Впервые за это утро Фанни выразительно смотрит на меня.

— Ты ошибаешься, — произносит леди Оттеруэл, сосредоточенно глядя в газету, — здесь этого нет.

— Предлагаю немного прогуляться, дамы.

Филомена вытирает джем с лица своего сына и встает.

Не обращая на меня никакого внимания, все поднимаются и покидают столовую.

Я еле сдерживаюсь, чтобы не показать им вслед язык. Кладу на тарелку хлеб и масло, наливаю чай. Он уже остыл. Придется звать слугу. На звон колокольчика появляется заспанный лакей. Несмотря на позднее утро, он зевает и поправляет на себе парик. Судя по всему, эти бедняги репетировали свои роли всю ночь. Излагаю ему свою просьбу.

— Прошу меня извинить, миледи. Нам не дают ключи от чайного короба. Они находятся у экономки и леди Оттеруэл. Ума не приложу, куда они все ушли.

Так, значит, слуги тоже в сговоре!

— Что за вздор ты несешь!

Я вынимаю шпильку и подхожу к каминной полке, на которой стоит чайный короб из красного дерева. Минута нехитрой работы, и замок открыт. Слуга, открыв рот, с изумлением смотрит на меня.

— Нас учили этому в школе. Вот и пригодилось! А теперь будь добр, ступай принеси горячей воды.

Мне вновь приходится отправить его за кипятком, когда он приносит теплую воду. Когда же он придет? Подозреваю, кухня расположена на другом конце поместья. Что же еще мне надо сделать, чтобы получить чашку горячего чая? Это просто нелепо!

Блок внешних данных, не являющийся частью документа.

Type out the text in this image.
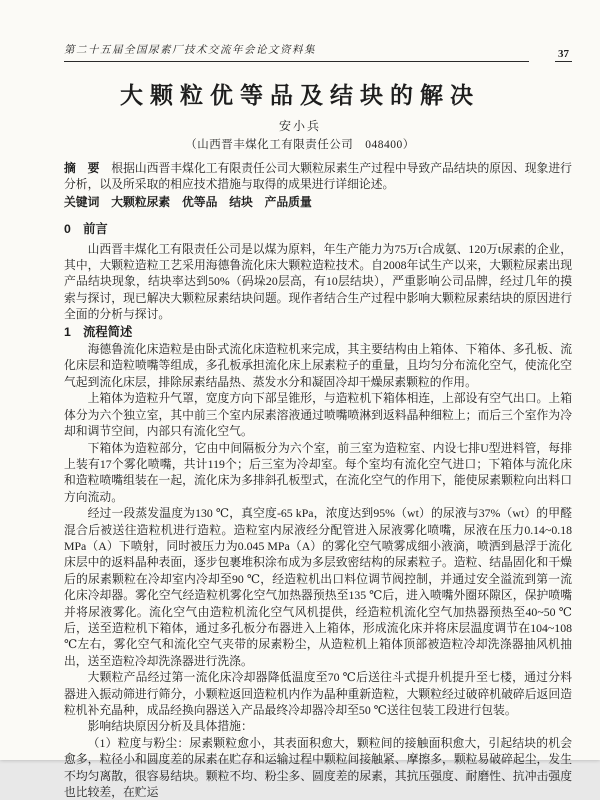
第二十五届全国尿素厂技术交流年会论文资料集	37
大颗粒优等品及结块的解决
安小兵
（山西晋丰煤化工有限责任公司　048400）

摘　要　 根据山西晋丰煤化工有限责任公司大颗粒尿素生产过程中导致产品结块的原因、现象进行分析，以及所采取的相应技术措施与取得的成果进行详细论述。

关键词　 大颗粒尿素　优等品　结块　产品质量

0　前言

山西晋丰煤化工有限责任公司是以煤为原料，年生产能力为75万t合成氨、120万t尿素的企业，其中，大颗粒造粒工艺采用海德鲁流化床大颗粒造粒技术。自2008年试生产以来，大颗粒尿素出现产品结块现象，结块率达到50%（码垛20层高，有10层结块），严重影响公司品牌，经过几年的摸索与探讨，现已解决大颗粒尿素结块问题。现作者结合生产过程中影响大颗粒尿素结块的原因进行全面的分析与探讨。

1　流程简述

海德鲁流化床造粒是由卧式流化床造粒机来完成，其主要结构由上箱体、下箱体、多孔板、流化床层和造粒喷嘴等组成，多孔板承担流化床上尿素粒子的重量，且均匀分布流化空气，使流化空气起到流化床层，排除尿素结晶热、蒸发水分和凝固冷却干燥尿素颗粒的作用。

上箱体为造粒升气罩，宽度方向下部呈锥形，与造粒机下箱体相连，上部设有空气出口。上箱体分为六个独立室，其中前三个室内尿素溶液通过喷嘴喷淋到返料晶种细粒上；而后三个室作为冷却和调节空间，内部只有流化空气。

下箱体为造粒部分，它由中间隔板分为六个室，前三室为造粒室、内设七排U型进料管，每排上装有17个雾化喷嘴，共计119个；后三室为冷却室。每个室均有流化空气进口；下箱体与流化床和造粒喷嘴组装在一起，流化床为多排斜孔板型式，在流化空气的作用下，能使尿素颗粒向出料口方向流动。

经过一段蒸发温度为130 ℃，真空度-65 kPa，浓度达到95%（wt）的尿液与37%（wt）的甲醛混合后被送往造粒机进行造粒。造粒室内尿液经分配管进入尿液雾化喷嘴，尿液在压力0.14~0.18 MPa（A）下喷射，同时被压力为0.045 MPa（A）的雾化空气喷雾成细小液滴，喷洒到悬浮于流化床层中的返料晶种表面，逐步包裹堆积涂布成为多层致密结构的尿素粒子。造粒、结晶固化和干燥后的尿素颗粒在冷却室内冷却至90 ℃，经造粒机出口料位调节阀控制，并通过安全溢流到第一流化床冷却器。雾化空气经造粒机雾化空气加热器预热至135 ℃后，进入喷嘴外圈环隙区，保护喷嘴并将尿液雾化。流化空气由造粒机流化空气风机提供，经造粒机流化空气加热器预热至40~50 ℃后，送至造粒机下箱体，通过多孔板分布器进入上箱体，形成流化床并将床层温度调节在104~108 ℃左右，雾化空气和流化空气夹带的尿素粉尘，从造粒机上箱体顶部被造粒冷却洗涤器抽风机抽出，送至造粒冷却洗涤器进行洗涤。

大颗粒产品经过第一流化床冷却器降低温度至70 ℃后送往斗式提升机提升至七楼，通过分料器进入振动筛进行筛分，小颗粒返回造粒机内作为晶种重新造粒，大颗粒经过破碎机破碎后返回造粒机补充晶种，成品经换向器送入产品最终冷却器冷却至50 ℃送往包装工段进行包装。

影响结块原因分析及具体措施：

（1）粒度与粉尘：尿素颗粒愈小，其表面积愈大，颗粒间的接触面积愈大，引起结块的机会愈多，粒径小和圆度差的尿素在贮存和运输过程中颗粒间接触紧、摩擦多，颗粒易破碎起尘，发生不均匀离散，很容易结块。颗粒不均、粉尘多、圆度差的尿素，其抗压强度、耐磨性、抗冲击强度也比较差，在贮运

Теперь я вспоминаю, где видела его. Этот слуга держал надо мной зонт, пока я воплощала свои художественные фантазии во время пикника. Кажется, теперь он не прочь поболтать со мной. Еще бы! Он, верно, хочет увильнуть от менее приятных обязанностей по дому. Из разговора с ним я узнаю, что джентльмены отправились на прогулку верхом. Хорошо. По крайней мере какое-то время я смогу избежать неодобрительных взглядов мужского общества. А пока я могу позволить себе роскошь, не торопясь позавтракать. И выпить столько чашек чаю, сколько мне захочется.

Да, мне предстоит трудный день. Надеваю шляпку и выхожу в сад. Избегая жарко палящего солнца, я не спеша прогуливаюсь в тени. Что-то мне не по себе. Что это? Быть может, я не выспалась? Или это отсутствие голода после легкого завтрака так странно сказывается на мне? Нет, не в этом дело. Наверное, это оттого, что я плохо переношу одиночество.

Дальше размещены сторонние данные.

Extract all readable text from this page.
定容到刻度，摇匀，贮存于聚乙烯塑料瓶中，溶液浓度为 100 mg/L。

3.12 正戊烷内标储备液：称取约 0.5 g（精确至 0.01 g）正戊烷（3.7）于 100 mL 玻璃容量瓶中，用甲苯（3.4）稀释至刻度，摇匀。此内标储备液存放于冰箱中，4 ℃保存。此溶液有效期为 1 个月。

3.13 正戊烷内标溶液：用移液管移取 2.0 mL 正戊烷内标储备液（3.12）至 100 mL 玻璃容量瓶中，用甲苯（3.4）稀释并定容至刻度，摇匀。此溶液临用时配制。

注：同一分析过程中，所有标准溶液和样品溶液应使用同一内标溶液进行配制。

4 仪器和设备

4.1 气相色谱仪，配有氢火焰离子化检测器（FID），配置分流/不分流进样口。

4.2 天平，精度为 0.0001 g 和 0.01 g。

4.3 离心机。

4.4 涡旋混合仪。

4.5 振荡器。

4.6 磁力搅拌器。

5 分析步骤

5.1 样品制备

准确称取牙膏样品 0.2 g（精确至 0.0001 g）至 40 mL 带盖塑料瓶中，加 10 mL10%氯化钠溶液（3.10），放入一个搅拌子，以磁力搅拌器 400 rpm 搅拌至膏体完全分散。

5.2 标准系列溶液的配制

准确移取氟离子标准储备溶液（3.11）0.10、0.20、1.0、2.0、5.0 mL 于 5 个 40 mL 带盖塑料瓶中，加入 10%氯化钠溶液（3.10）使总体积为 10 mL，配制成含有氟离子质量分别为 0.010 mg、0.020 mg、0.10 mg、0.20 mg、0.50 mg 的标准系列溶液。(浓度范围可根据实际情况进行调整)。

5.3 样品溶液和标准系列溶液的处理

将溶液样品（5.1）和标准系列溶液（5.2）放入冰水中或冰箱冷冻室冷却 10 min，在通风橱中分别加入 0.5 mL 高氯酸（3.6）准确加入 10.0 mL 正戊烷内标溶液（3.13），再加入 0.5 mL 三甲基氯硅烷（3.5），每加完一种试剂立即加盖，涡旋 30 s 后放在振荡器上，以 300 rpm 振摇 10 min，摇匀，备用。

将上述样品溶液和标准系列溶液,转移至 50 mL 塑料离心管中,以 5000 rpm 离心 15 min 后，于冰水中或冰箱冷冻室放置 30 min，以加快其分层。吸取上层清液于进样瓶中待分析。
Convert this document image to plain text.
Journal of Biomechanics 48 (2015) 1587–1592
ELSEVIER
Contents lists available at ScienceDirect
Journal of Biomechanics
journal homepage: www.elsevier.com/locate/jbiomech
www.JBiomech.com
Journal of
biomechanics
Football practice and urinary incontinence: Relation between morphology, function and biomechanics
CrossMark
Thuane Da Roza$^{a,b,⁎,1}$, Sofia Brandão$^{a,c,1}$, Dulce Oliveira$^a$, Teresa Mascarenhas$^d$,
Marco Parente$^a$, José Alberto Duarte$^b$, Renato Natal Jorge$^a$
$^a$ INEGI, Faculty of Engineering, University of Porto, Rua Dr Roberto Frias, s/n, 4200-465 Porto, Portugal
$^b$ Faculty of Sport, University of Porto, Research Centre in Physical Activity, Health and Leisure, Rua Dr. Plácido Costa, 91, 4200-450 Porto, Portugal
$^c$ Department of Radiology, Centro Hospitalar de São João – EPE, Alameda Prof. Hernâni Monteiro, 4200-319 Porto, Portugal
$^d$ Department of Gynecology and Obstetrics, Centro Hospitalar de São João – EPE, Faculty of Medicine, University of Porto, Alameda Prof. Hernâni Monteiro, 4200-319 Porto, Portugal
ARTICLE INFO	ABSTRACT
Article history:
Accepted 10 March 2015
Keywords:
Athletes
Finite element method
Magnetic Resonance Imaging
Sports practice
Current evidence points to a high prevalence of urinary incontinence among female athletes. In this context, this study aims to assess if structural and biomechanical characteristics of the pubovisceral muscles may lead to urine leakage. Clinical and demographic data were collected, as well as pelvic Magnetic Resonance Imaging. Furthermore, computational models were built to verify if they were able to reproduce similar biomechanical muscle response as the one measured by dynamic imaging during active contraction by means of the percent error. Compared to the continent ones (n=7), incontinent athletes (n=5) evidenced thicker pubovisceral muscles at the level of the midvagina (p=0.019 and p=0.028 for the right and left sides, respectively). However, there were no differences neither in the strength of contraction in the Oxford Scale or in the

Не понимаю, с чего это я стала такой впечатлительной? Глубоко в саду в зарослях папоротника я вижу поросшую мхом каменную скамью. Здесь так приятно и тенисто! Подходящее место для чтения романа или модного журнала. Жаль, что я не догадалась взять с собой что-нибудь почитать. Сажусь на скамью. Разомлев в тени и зевнув пару раз, я укладываюсь вздремнуть. Конечно, я не собираюсь засыпать прямо здесь…

Мистер Николас Конгриванс

Утреннее похмелье не самое приятное ощущение. Мне просто необходимо проветрить голову. Прогулка верхом — то, что мне нужно, чтобы прийти в себя. Оттеруэл по-хозяйски, с гордостью, показывает нам с Линсли свои владения. Он пребывает в великолепном расположении духа, то и дело обращая наше внимание на дома арендаторов. Один из них напоминает Парфенон.

— Великолепно! — Линсли сдерживает свою кобылу. — Мне кажется, Оттеруэл, у этого дома протекла крыша. Смотри, как просела кровля.

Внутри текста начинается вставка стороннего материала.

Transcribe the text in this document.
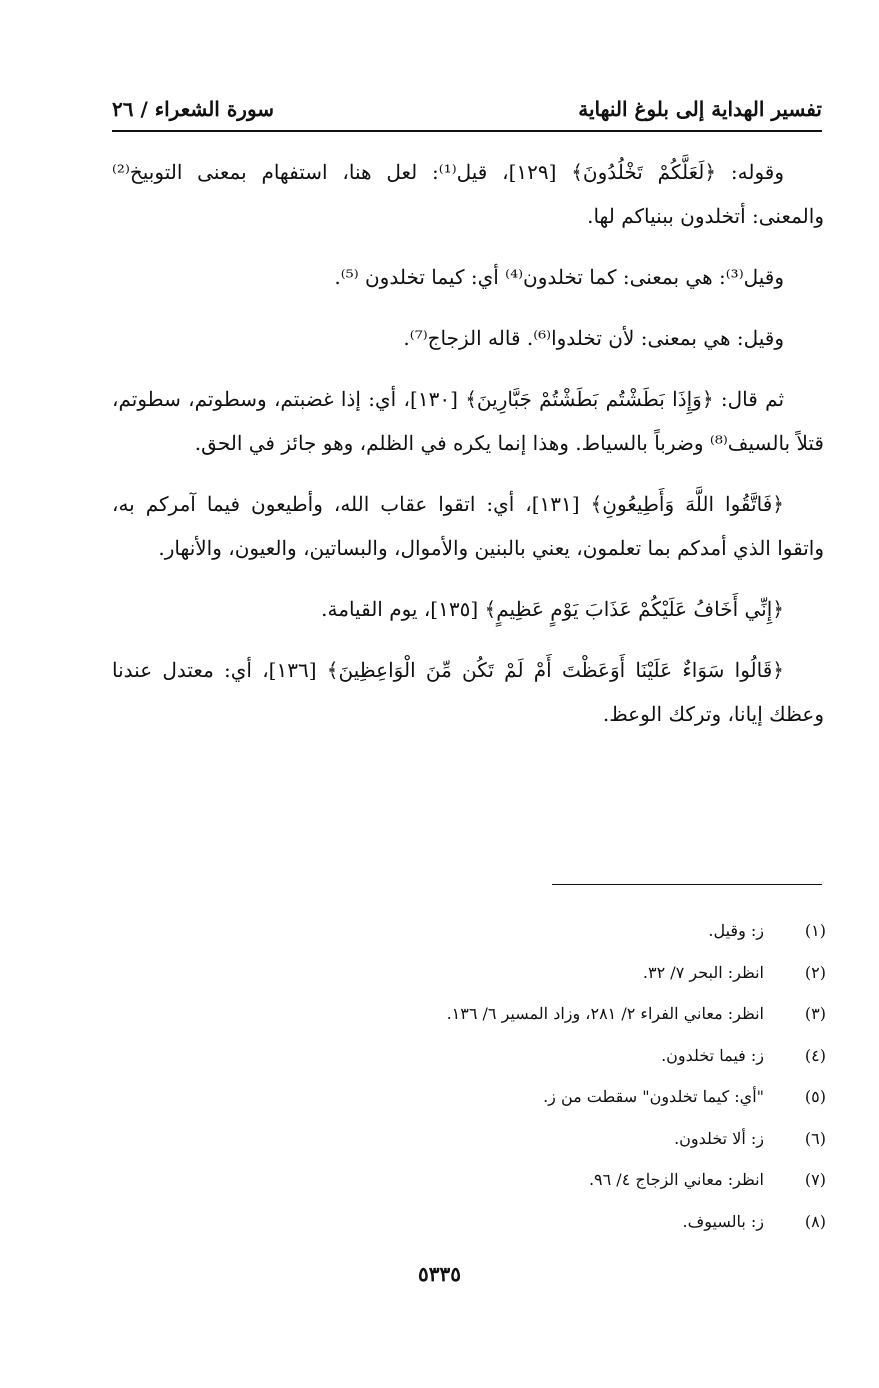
تفسير الهداية إلى بلوغ النهاية
سورة الشعراء / ٢٦

وقوله: ﴿لَعَلَّكُمْ تَخْلُدُونَ﴾ [١٢٩]، قيل⁽¹⁾: لعل هنا، استفهام بمعنى التوبيخ⁽²⁾ والمعنى: أتخلدون ببنياكم لها.

وقيل⁽³⁾: هي بمعنى: كما تخلدون⁽⁴⁾ أي: كيما تخلدون ⁽⁵⁾.

وقيل: هي بمعنى: لأن تخلدوا⁽⁶⁾. قاله الزجاج⁽⁷⁾.

ثم قال: ﴿وَإِذَا بَطَشْتُم بَطَشْتُمْ جَبَّارِينَ﴾ [١٣٠]، أي: إذا غضبتم، وسطوتم، سطوتم، قتلاً بالسيف⁽⁸⁾ وضرباً بالسياط. وهذا إنما يكره في الظلم، وهو جائز في الحق.

﴿فَاتَّقُوا اللَّهَ وَأَطِيعُونِ﴾ [١٣١]، أي: اتقوا عقاب الله، وأطيعون فيما آمركم به، واتقوا الذي أمدكم بما تعلمون، يعني بالبنين والأموال، والبساتين، والعيون، والأنهار.

﴿إِنِّي أَخَافُ عَلَيْكُمْ عَذَابَ يَوْمٍ عَظِيمٍ﴾ [١٣٥]، يوم القيامة.

﴿قَالُوا سَوَاءٌ عَلَيْنَا أَوَعَظْتَ أَمْ لَمْ تَكُن مِّنَ الْوَاعِظِينَ﴾ [١٣٦]، أي: معتدل عندنا وعظك إيانا، وتركك الوعظ.

(١)
ز: وقيل.
(٢)
انظر: البحر ٧/ ٣٢.
(٣)
انظر: معاني الفراء ٢/ ٢٨١، وزاد المسير ٦/ ١٣٦.
(٤)
ز: فيما تخلدون.
(٥)
"أي: كيما تخلدون" سقطت من ز.
(٦)
ز: ألا تخلدون.
(٧)
انظر: معاني الزجاج ٤/ ٩٦.
(٨)
ز: بالسيوف.
٥٣٣٥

— Чепуха! — хмурится Оттеруэл. — Что ты скажешь, Конгриванс? Дом построен по моему проекту.

— Вы настоящий профессионал, сэр. Но, кажется, труба у дома несколько покосилась.

Оттеруэл приподнимает шляпу и здоровается с женщиной на огороде. Она пропалывает грядки. Маленький ребенок едва стоит на ногах, держась за ее юбку.

— Доброе утро, миссис Фелл. Как ваш малыш Джек?

— Доброе утро, милорд. Меня зовут миссис Фуллер, а это моя дочь, Джоан. Эти господа правы, крышу и трубу надо чинить. В доме очень сыро, а в кухонном шкафу растут грибы…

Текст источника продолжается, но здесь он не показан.